For 30 years and more, Jerry Sauter of Catonsville fished the rivers and reservoirs of the Mid-Atlantic region for largemouth and smallmouth bass, and in the 1960s set state records for these two species of black bass.
In October of last year, Sauter said, he became fascinated with another fish that is gaining popularity among anglers at some reservoirs in the state, striped bass. On Nov. 3 of this year, Sauter set the state freshwater record for the species with a catch at Liberty Reservoir that measured 43 1/4 inches and weighed 36 pounds, 4 ounces.
"I have really geared up my tackle for them," said Sauter, who works in sales with Kraft Foods and had not fished much during the past four years. "I have really got the bug, and I go at it hard."
Sauter caught his record striper, a new category in the state's freshwater division this year, while working a Cordell Cotton Redfin in 10 feet of water along a rocky point adjacent to a 40-foot drop-off. But the business of catching a state record started more than a year ago.
"When the bug began to bite, I needed to know where the fish were, where the best places to catch them were," said Sauter, who learned many of his fishing skills while working at the Loch Raven Reservoir Fishing Center and angling with Roland Martin, for many years now a top tournament bass fisherman and television show host.
"So, I learned when the state was going to do its annual electro-shocking survey and went out with them to see where the fish were."
What Sauter saw were striped bass averaging 12 to 13 pounds and one that exceeded 50 pounds -- and he was hooked.
"Most of my fishing through the years has been for [black] bass," said Sauter, 55. "But when I saw those electro-shocked fish, I realized that, compared to the average largemouth, stripers are just a big, big fish.
"It got me psyched."
Interesting words from a top-notch angler who held the state smallmouth record for about a year in the late 1960s at 6 pounds, 7 ounces and the largemouth record for a decade at 10 pounds, 1 ounce.
"I have gone down to the bay a few times and fished out of Kentmoor Marina and Chesapeake Beach for rockfish," said Sauter. "And we used to go for sea trout in Delaware Bay, casting bucktails and bouncing them along the bottom for big trout. My, that was fun.

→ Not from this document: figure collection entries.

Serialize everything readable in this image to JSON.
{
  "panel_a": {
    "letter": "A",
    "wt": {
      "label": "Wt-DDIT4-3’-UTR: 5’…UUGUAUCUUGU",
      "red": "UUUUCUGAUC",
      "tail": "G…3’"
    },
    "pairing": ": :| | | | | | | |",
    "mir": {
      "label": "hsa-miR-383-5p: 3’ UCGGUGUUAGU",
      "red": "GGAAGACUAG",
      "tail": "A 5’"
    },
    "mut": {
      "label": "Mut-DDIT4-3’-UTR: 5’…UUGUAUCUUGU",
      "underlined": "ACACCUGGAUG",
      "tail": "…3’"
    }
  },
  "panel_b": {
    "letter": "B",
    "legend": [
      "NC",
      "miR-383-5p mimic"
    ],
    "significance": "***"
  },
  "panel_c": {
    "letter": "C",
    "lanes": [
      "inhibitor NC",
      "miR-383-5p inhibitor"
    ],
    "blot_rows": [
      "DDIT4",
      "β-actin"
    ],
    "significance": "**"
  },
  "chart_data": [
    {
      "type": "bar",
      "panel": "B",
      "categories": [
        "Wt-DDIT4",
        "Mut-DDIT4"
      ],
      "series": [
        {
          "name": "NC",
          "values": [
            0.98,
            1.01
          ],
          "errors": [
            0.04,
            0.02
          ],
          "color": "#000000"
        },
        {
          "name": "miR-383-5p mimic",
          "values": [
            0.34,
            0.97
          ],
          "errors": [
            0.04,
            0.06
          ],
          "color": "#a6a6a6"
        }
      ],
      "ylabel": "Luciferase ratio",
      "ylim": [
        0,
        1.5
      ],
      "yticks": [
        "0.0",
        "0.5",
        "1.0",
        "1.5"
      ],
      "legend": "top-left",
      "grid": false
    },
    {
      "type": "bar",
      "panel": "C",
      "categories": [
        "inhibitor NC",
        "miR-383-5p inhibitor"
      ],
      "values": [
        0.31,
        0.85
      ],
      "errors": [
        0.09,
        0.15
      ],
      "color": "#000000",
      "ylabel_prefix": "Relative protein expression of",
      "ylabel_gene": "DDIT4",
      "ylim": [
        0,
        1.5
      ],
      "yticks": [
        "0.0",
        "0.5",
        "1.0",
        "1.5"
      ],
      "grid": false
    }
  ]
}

"But DNR has done such a good job with stripers in Liberty and some other reservoirs in the area, that the action is hard to beat now."
Sauter said Liberty is the best freshwater striper fishing around, whether from a boat or the shoreline.
"I know it is a trip to get up to Liberty, and if I were just going for [black] bass, I wouldn't spend as much time there, because any reservoir would work as well," said Sauter. "But DNR has done a super job in Liberty."
Unlike tidewater fishing for stripers, where trolling or chumming are the most common methods, Sauter likes to cast diving and topwater lures to points and flats that hold large fish at this time of year.
"And I am not the only person catching them now," Sauter said. "I'm seeing a lot of people from shore catch large rockfish -- especially up past the Nicodemus bridge, where one morning a guy I spoke with had caught two at 21 and 22 pounds."
Success, Sauter said, started with research and planning.
"After I saw what was going on last October," Sauter said. "I saved some vacation for this fall, because I knew this was when the best fishing would be."
A crucial element in reservoirs at this time of year, Sauter said, is turnover, when the strata of water temperatures change and the patterns of baitfish and predators change with it, and feed heavily in preparation for winter.
"These fish in Liberty really turn on at this time of year," Sauter said, "after the water turns over."